Dev

99designs & a trademark ain’t one, or, the surprising relaunch of Pro Tools

Pro Tools, as many of you may know, is the industry-standard creative software suite for musicians.

It’s also the name of the latest product from 99designs, the crowdsourced spec work site for getting creative work done on the cheap.

Pro Tools is a digital audio platform for Mac and Windows made by Avid and first released in 1991, according to Wikipedia. It’s in just about every professional audio/video setup. Ad agencies often have in-house A/V specialists and Pro Tools experts whose only job is to edit audio using Pro Tools.

According to 99designs, Pro Tools is a digital software suite for ad agencies to find freelancers and work with clients. While it’s unlikely that there’s any overlap between the functions of the two products, we’re confused as to why 99designs would choose a name — and not a great name, at that — that was already so closely aligned with another company’s software.

And that’s the kind of confusion that leads to trademark lawsuits.

“We’re aware of that product and aren’t concerned as we don’t see any legal or other problematic issues arising there,” a 99designs rep wrote to VentureBeat this morning in an email.

However, the Avid reps we contacted might see some legal or other problematic issues arising there.

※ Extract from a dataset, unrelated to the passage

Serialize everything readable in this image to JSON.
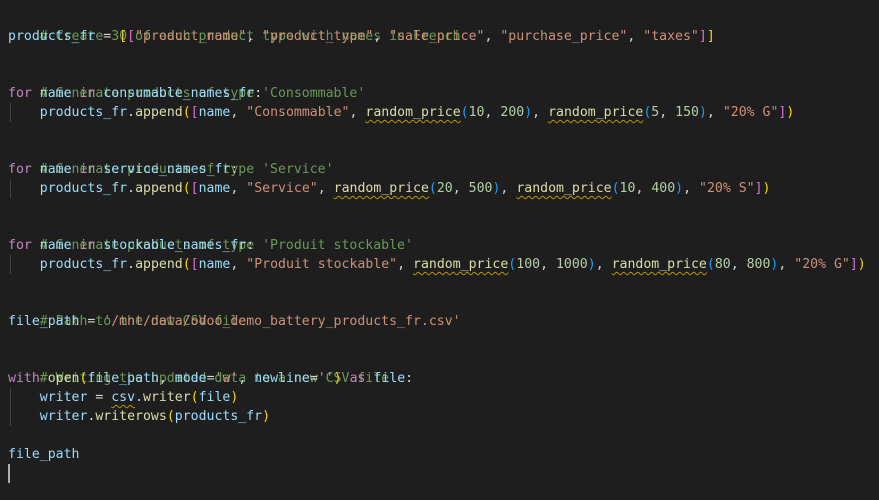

They’re looking into the situation now and promised to get back to us shortly.

The 99design folks did not contact Avid prior to the launch; our contact said that after discussing the matter internally, the team decided to proceed with the launch and not pursue a trademark for the name.

99designs also would make the point that its software is for a different industry — ads, not music. However, given the number of Pro Tools editor positions at ad agencies, a fair argument could be made to the contrary.

A bit more about the 99designs version of Pro Tools: The company’s target audience of mid-sized to small web and marketing agencies are usually coming to 99designs to find freelance graphic design work. They are looking for fresh talent, but the site’s crowdsourced contest model means they get to see a lot of work from a lot of creatives for very little money before making their decision.

The new 99designs software suite includes invite-only contests to help agencies set a higher bar for crowdsourced submissions, presentation tools for working with clients, private and “blind” contests to keep IP on lock, and custom non-disclosure agreements to work better with careful clients and freelance designers.

All in all, it’s right in line with what 99designs already does. We just gotta ask: Couldn’t they have come up with a better name?

Totally objectively, “Pro Tools” is just a crap name for a product. It’s generic and vague. Heck, my face is a pro tool. The Internet is a pro tool. A jackhammer is a pro tool. The phrase “pro tool” in and of itself has absolutely no meaning — outside its now universally acknowledged meaning related to audio software.

And what about SEO? No search engine in the world is going to take a “Pro Tools” query and serve up a 99designs page.

Huh. Maybe they shoulda crowdsourced that.